Coweta Boy Scouts Promotion

Coweta Boy Scout Troop 646 members Zack Taylor, Noah Wilson, Eli Smith and Jacob Smith, from left, proudly show off the Eagle Scout medallions they earned in 2015 through hard work and dedication to the Boy Scout program. FILE PHOTO Troop 646 is looking for new members who can work their way through the ranks during their junior high and high school years. CHRISTY WHEELAND/FILE PHOTO

Boy Scouts of America Troop 646 in Coweta is looking for new members to join its ranks.
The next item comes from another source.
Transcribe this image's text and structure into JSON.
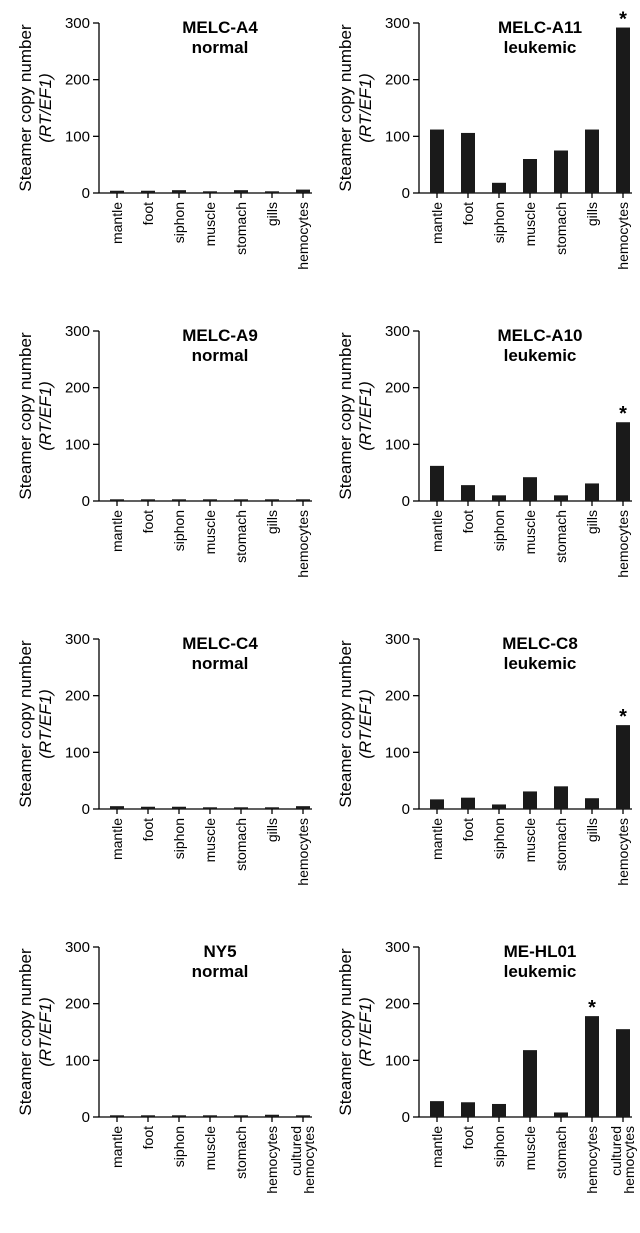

Assistant Scout Master Ken Elliott said the troop currently has three scouts, and in order to re-charter for the new year, there must be at least five scouts in the organization before January 1, 2020.
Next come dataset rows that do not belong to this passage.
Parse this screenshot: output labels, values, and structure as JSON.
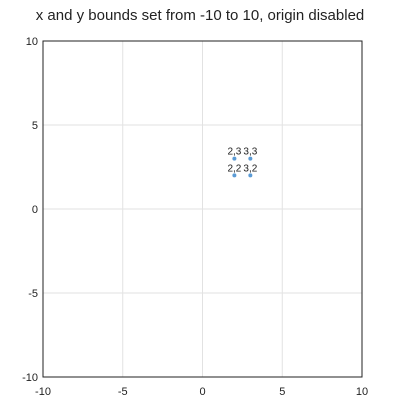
{
  "chart_data": {
    "type": "scatter",
    "title": "x and y bounds set from -10 to 10, origin disabled",
    "xlabel": "",
    "ylabel": "",
    "xlim": [
      -10,
      10
    ],
    "ylim": [
      -10,
      10
    ],
    "x_ticks": [
      -10,
      -5,
      0,
      5,
      10
    ],
    "y_ticks": [
      -10,
      -5,
      0,
      5,
      10
    ],
    "grid": true,
    "origin_axes": false,
    "point_color": "#5b9bd5",
    "points": [
      {
        "x": 2,
        "y": 2,
        "label": "2,2"
      },
      {
        "x": 3,
        "y": 2,
        "label": "3,2"
      },
      {
        "x": 2,
        "y": 3,
        "label": "2,3"
      },
      {
        "x": 3,
        "y": 3,
        "label": "3,3"
      }
    ]
  }
}
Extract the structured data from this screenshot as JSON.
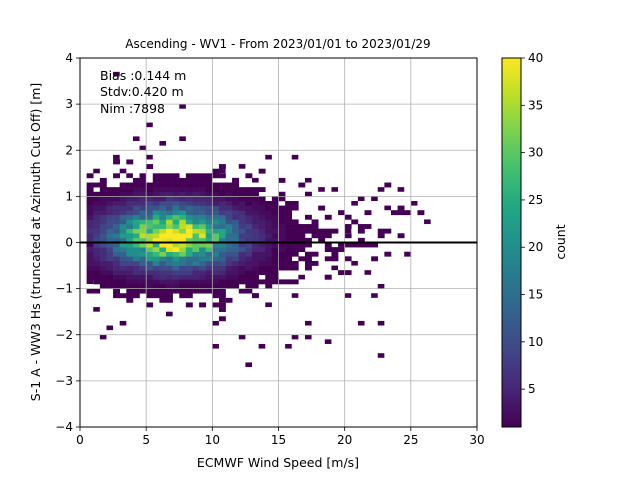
{
  "chart_data": {
    "type": "heatmap",
    "title": "Ascending - WV1 - From 2023/01/01 to 2023/01/29",
    "xlabel": "ECMWF Wind Speed [m/s]",
    "ylabel": "S-1 A - WW3 Hs (truncated at Azimuth Cut Off) [m]",
    "xlim": [
      0,
      30
    ],
    "ylim": [
      -4,
      4
    ],
    "xticks": [
      "0",
      "5",
      "10",
      "15",
      "20",
      "25",
      "30"
    ],
    "yticks": [
      "−4",
      "−3",
      "−2",
      "−1",
      "0",
      "1",
      "2",
      "3",
      "4"
    ],
    "grid": true,
    "bin_size": {
      "x": 0.5,
      "y": 0.1
    },
    "reference_line": {
      "y": 0,
      "color": "#000000"
    },
    "annotations": [
      "Bias :0.144 m",
      "Stdv:0.420 m",
      "Nim :7898"
    ],
    "colorbar": {
      "label": "count",
      "colormap": "viridis",
      "min": 1,
      "max": 40,
      "ticks": [
        "5",
        "10",
        "15",
        "20",
        "25",
        "30",
        "35",
        "40"
      ]
    },
    "density": {
      "center_x": 7.0,
      "center_y": 0.12,
      "sigma_x": 3.2,
      "sigma_y": 0.42,
      "peak_count": 40,
      "x_range": [
        0.5,
        26
      ],
      "y_range": [
        -2.7,
        3.0
      ]
    },
    "sparse_points": [
      [
        2.8,
        3.6
      ],
      [
        7.9,
        2.95
      ],
      [
        5.0,
        2.5
      ],
      [
        7.8,
        2.25
      ],
      [
        6.0,
        2.1
      ],
      [
        5.2,
        1.8
      ],
      [
        14.2,
        1.8
      ],
      [
        16.0,
        1.8
      ],
      [
        2.9,
        1.9
      ],
      [
        4.0,
        2.3
      ],
      [
        12.2,
        1.6
      ],
      [
        3.0,
        1.5
      ],
      [
        9.7,
        1.2
      ],
      [
        11.6,
        1.4
      ],
      [
        22.7,
        1.1
      ],
      [
        24.4,
        1.1
      ],
      [
        25.1,
        0.85
      ],
      [
        23.3,
        0.75
      ],
      [
        20.9,
        0.8
      ],
      [
        21.2,
        0.9
      ],
      [
        20.1,
        0.55
      ],
      [
        22.3,
        0.9
      ],
      [
        20.6,
        -0.5
      ],
      [
        21.8,
        -0.7
      ],
      [
        18.8,
        -0.8
      ],
      [
        16.8,
        -0.8
      ],
      [
        22.6,
        -0.95
      ],
      [
        20.2,
        -1.2
      ],
      [
        22.2,
        -1.2
      ],
      [
        16.2,
        -1.2
      ],
      [
        13.4,
        -1.2
      ],
      [
        10.6,
        -1.3
      ],
      [
        6.5,
        -1.6
      ],
      [
        5.3,
        -1.1
      ],
      [
        3.0,
        -1.8
      ],
      [
        2.1,
        -1.9
      ],
      [
        1.9,
        -2.05
      ],
      [
        10.2,
        -2.3
      ],
      [
        12.2,
        -2.1
      ],
      [
        13.6,
        -2.3
      ],
      [
        16.1,
        -2.1
      ],
      [
        17.4,
        -2.1
      ],
      [
        18.7,
        -2.15
      ],
      [
        15.6,
        -2.3
      ],
      [
        22.6,
        -2.45
      ],
      [
        12.8,
        -2.7
      ],
      [
        17.0,
        -1.8
      ],
      [
        10.4,
        -1.8
      ],
      [
        14.1,
        -1.4
      ],
      [
        13.2,
        -1.0
      ],
      [
        1.2,
        -1.5
      ],
      [
        19.2,
        -0.6
      ],
      [
        22.7,
        -1.8
      ],
      [
        21.3,
        -1.8
      ],
      [
        26.4,
        0.45
      ],
      [
        20.0,
        0.3
      ],
      [
        19.3,
        1.15
      ],
      [
        18.3,
        1.2
      ],
      [
        17.1,
        1.3
      ],
      [
        13.3,
        1.4
      ],
      [
        10.6,
        1.5
      ],
      [
        9.3,
        1.4
      ],
      [
        4.9,
        2.05
      ],
      [
        3.6,
        1.45
      ],
      [
        1.0,
        1.5
      ],
      [
        0.6,
        -0.9
      ],
      [
        0.5,
        -0.1
      ]
    ]
  }
}
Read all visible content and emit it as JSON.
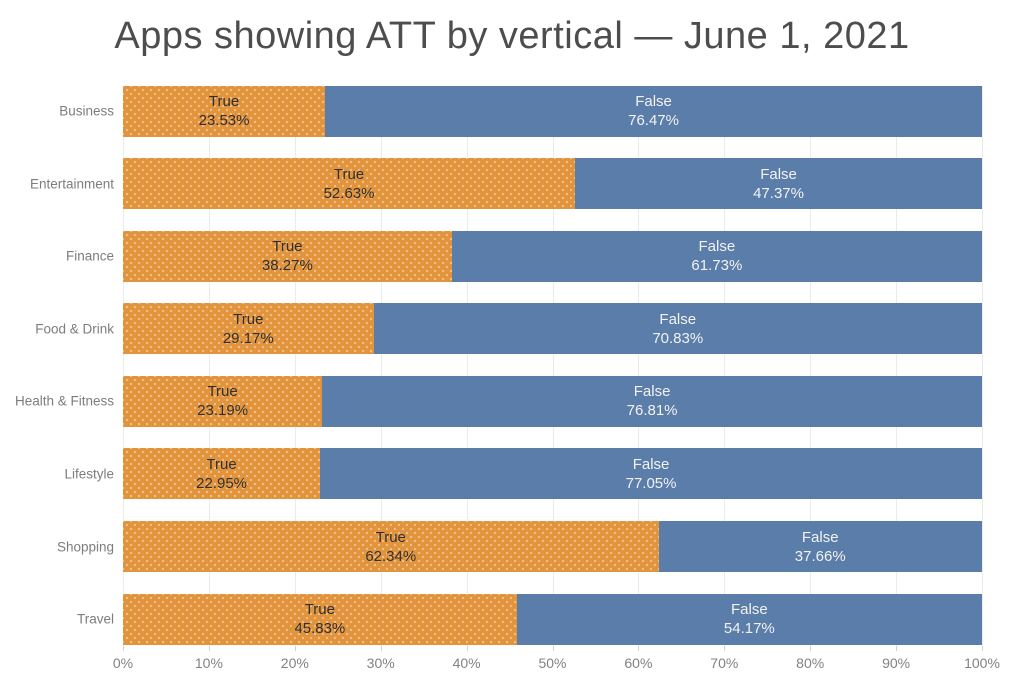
{
  "title": "Apps showing ATT by vertical — June 1, 2021",
  "colors": {
    "true_segment": "#e2943c",
    "false_segment": "#5b7da9",
    "title_text": "#4d4d4d",
    "axis_text": "#828282",
    "category_text": "#7d7d7d",
    "true_label_text": "#303030",
    "false_label_text": "#f2f2f2",
    "gridline": "#ebebeb",
    "background": "#ffffff"
  },
  "chart_data": {
    "type": "bar",
    "orientation": "horizontal",
    "stacked": true,
    "title": "Apps showing ATT by vertical — June 1, 2021",
    "categories": [
      "Business",
      "Entertainment",
      "Finance",
      "Food & Drink",
      "Health & Fitness",
      "Lifestyle",
      "Shopping",
      "Travel"
    ],
    "series": [
      {
        "name": "True",
        "color": "#e2943c",
        "values": [
          23.53,
          52.63,
          38.27,
          29.17,
          23.19,
          22.95,
          62.34,
          45.83
        ]
      },
      {
        "name": "False",
        "color": "#5b7da9",
        "values": [
          76.47,
          47.37,
          61.73,
          70.83,
          76.81,
          77.05,
          37.66,
          54.17
        ]
      }
    ],
    "segment_label_format": "{series}\n{value}%",
    "x_ticks": [
      "0%",
      "10%",
      "20%",
      "30%",
      "40%",
      "50%",
      "60%",
      "70%",
      "80%",
      "90%",
      "100%"
    ],
    "xlim": [
      0,
      100
    ],
    "xlabel": "",
    "ylabel": "",
    "grid": true,
    "legend": "none"
  }
}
“If we don’t pick up at least two new scouts, the troop will unfortunately close,” Elliott said. “If Troop 656 closes, the only remaining option for Coweta boys would be a Broken Arrow troop.”

He added Coweta’s Cub Scout pack has already moved to Broken Arrow.

“It use to be we would get boys moving up from the Cub Scout Pack to the Boy Scouts, but we haven’t gotten that for several years,” Elliott noted. “They moved to the Broken Arrow Elks Lodge as a sponsoring organization, who also sponsors Broken Arrow Troop 999. A group of Webelos went to Troop 10 in Tulsa.

“Of those we see go to other troops as opposed to those who stay here (in Coweta), we kept a higher percentage of them until they were 18.”

Scout Master Dr. Randall Marrs said over the past 19 years, 85 Coweta Boy Scouts stayed with the program until they aged out. Of that number, an incredible 20 earned their Eagle Scout rank.

Marrs added the national average is two Eagle Scouts per 100 Boy Scouts.

The assistant scout master said Troop 646 is primarily looking for boys in 6th through 8th grades.

“We accept boys through the 12th grade, but realize that joining scouting after the 8th grade will not allow enough time for someone to reach the Eagle rank,” he said. “The Eagle rank is the highest ranking in Scouting and one that employers and the military look for in interviews.”

Those having earned the Eagle rank automatically get an extra stripe when entering the military.

This year, the re-charter fee increased from $45 to $72 for a boy and from $45 to $48 for adults. That fee includes both national and local fees.

“Sometimes the fees keep a boy from joining,” Elliott said. “We passed out dozens of applications during Fall Festival, and either the kids don’t tell their parents or the parents say, ‘We don’t have time for that.’”

Elliott, who has been involved with scouting at all levels for 23 years, said Boy Scout Troop 646 has been chartered for 19 years. The troop meets every Monday at 7 p.m. at American Legion Post 226 in Coweta — its sponsoring organization.

“There are future generations that want to be in the troop because their parent was in the troop. It’s a legacy of almost 20 years,” he explained. “But we also have to have leaders. Including Dr. Marrs, Troop 646 only has three non-parental leaders. Sometimes when a boy joins, you get that parental leader, and sometimes you don’t.”

Elliott said at the council level in Tulsa, Boy Scouts have lost about half of their membership in the last five years.

“It’s not the same world it was 20 years ago,” he reminded. “There is much more to keep those boys’ attention now, and the parents don’t force them to do what’s better for them.”